Do students at liberal arts universities have 'harder' courses than students at research universities?
Computer Science curricula at large research universities have 5 to 6 courses per semester. The Liberal Arts model dictates roughly 4 courses per semester. If the load on the student is considered to be equivalent, there must be something special to the teaching in the Liberal Arts model.
How is it that a 4 course Liberal Arts semester is as intensive as a 6 course research university semester?
UPDATE: Many of the comments below say the course load I mention above is inaccurate. I have obtained the figures as follows.

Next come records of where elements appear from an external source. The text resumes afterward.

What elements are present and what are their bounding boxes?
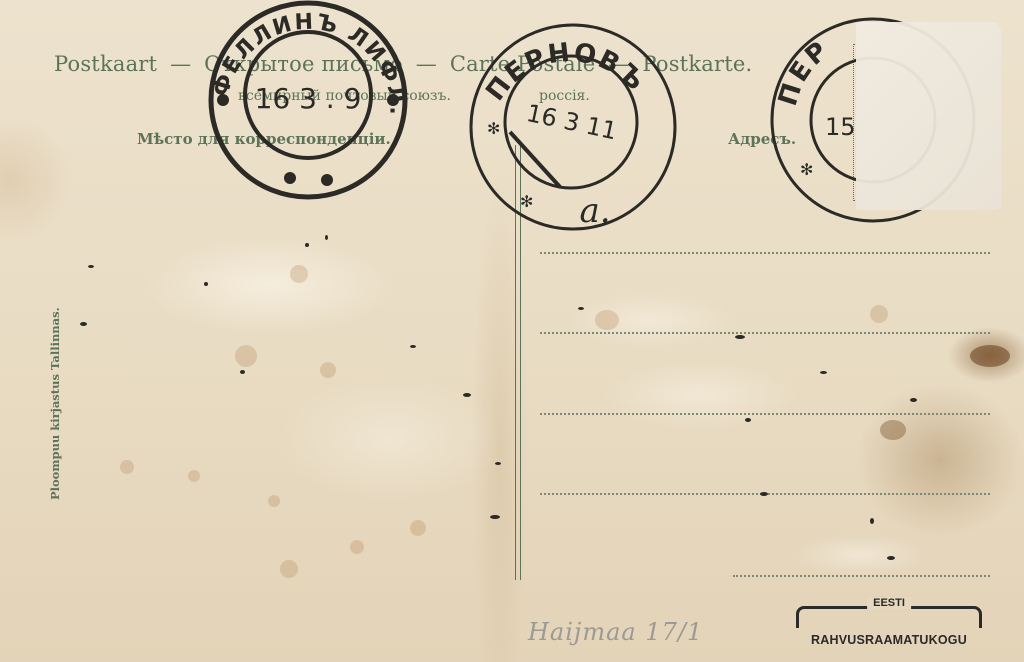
library-stamp: EESTI RAHVUSRAAMATUKOGU — [796, 600, 982, 652]
stamp-remnant-overlay — [856, 22, 1001, 210]
ink-trace — [88, 265, 94, 268]
foxing-spot — [595, 310, 619, 330]
foxing-spot — [870, 305, 888, 323]
address-line — [540, 413, 990, 415]
ink-trace — [910, 398, 917, 402]
foxing-spot — [235, 345, 257, 367]
address-line — [540, 332, 990, 334]
address-line — [540, 252, 990, 254]
foxing-spot — [350, 540, 364, 554]
header-estonian: Postkaart — [54, 52, 157, 76]
library-stamp-bracket — [796, 606, 982, 628]
postmark-3-town: ПЕР — [773, 34, 836, 109]
foxing-spot — [880, 420, 906, 440]
pencil-annotation: Haijmaa 17/1 — [528, 618, 703, 646]
ink-stain — [970, 345, 1010, 367]
postmark-1: ФЕЛЛИНЪ ЛИФЛ. 16 3 . 9 — [205, 0, 415, 210]
library-stamp-top: EESTI — [867, 597, 911, 609]
ink-trace — [410, 345, 416, 348]
ink-trace — [887, 556, 895, 560]
ink-trace — [578, 307, 584, 310]
ink-trace — [204, 282, 208, 286]
ink-trace — [495, 462, 501, 465]
postmark-2-town: ПЕРНОВЪ — [480, 38, 651, 107]
foxing-spot — [120, 460, 134, 474]
ink-trace — [463, 393, 471, 397]
foxing-spot — [290, 265, 308, 283]
ink-trace — [745, 418, 751, 422]
foxing-spot — [320, 362, 336, 378]
ink-trace — [820, 371, 827, 374]
svg-text:✻: ✻ — [800, 160, 813, 179]
postcard: Postkaart — Открытое письмо — Carte Post… — [0, 0, 1024, 662]
address-line — [733, 575, 990, 577]
svg-text:✻: ✻ — [520, 192, 533, 211]
foxing-spot — [188, 470, 200, 482]
ink-trace — [305, 243, 309, 247]
postmark-2-date: 16 3 11 — [524, 99, 619, 145]
postmark-3-date: 15 — [825, 113, 856, 141]
foxing-spot — [268, 495, 280, 507]
svg-text:ПЕРНОВЪ: ПЕРНОВЪ — [480, 38, 651, 107]
svg-text:ПЕР: ПЕР — [773, 34, 836, 109]
postmark-2: ПЕРНОВЪ 16 3 11 a. ✻ ✻ — [465, 22, 685, 237]
ink-trace — [760, 492, 768, 496]
publisher-imprint: Ploompuu kirjastus Tallinnas. — [48, 307, 62, 500]
ink-trace — [80, 322, 87, 326]
ink-trace — [325, 235, 328, 240]
foxing-spot — [280, 560, 298, 578]
ink-trace — [735, 335, 745, 339]
ink-trace — [870, 518, 874, 524]
foxing-spot — [410, 520, 426, 536]
svg-text:✻: ✻ — [487, 119, 500, 138]
postmark-1-date: 16 3 . 9 — [255, 82, 362, 115]
ink-trace — [490, 515, 500, 519]
ink-trace — [240, 370, 245, 374]
library-stamp-bottom: RAHVUSRAAMATUKOGU — [796, 633, 982, 647]
postmark-2-series: a. — [579, 191, 610, 231]
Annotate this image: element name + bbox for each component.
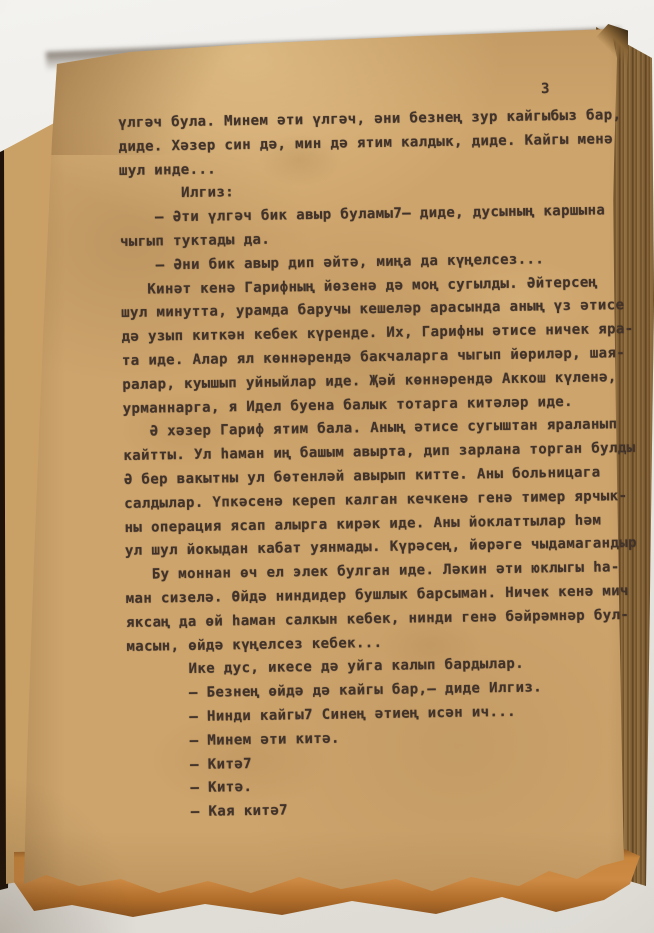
page-number: 3 [541,77,550,101]
photo-backdrop: 3 үлгәч була. Минем әти үлгәч, әни безне… [0,0,654,933]
typewritten-text: үлгәч була. Минем әти үлгәч, әни безнең … [118,104,654,826]
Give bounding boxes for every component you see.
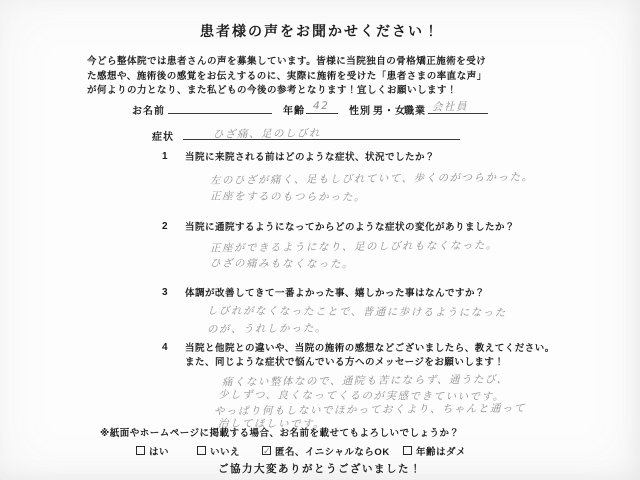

- The Liberal Arts Computer Science Consortium (LACS) has released 3 LACS curricula in response to ACM/IEEE CS curriculum recommendations. The first in 1986 in response to the 1978 recommendation, next in 1996 in response to the 1991 recommendation and the most recent in 2007 in response to the 2001 recommendation. The 4 year course breakdown in all the LACS recommendations is roughly the same:
- 4 courses per semester
- 30-35% CS courses, 10% math, 5% science, and the rest, i.e. 50% or more courses on arts, humanities and social sciences.
- A typical graduation requirement at a research university is at least 120 credits, which comes to 5 3-credit courses per semester. Many require more than 120 so 6 course semesters are not uncommon.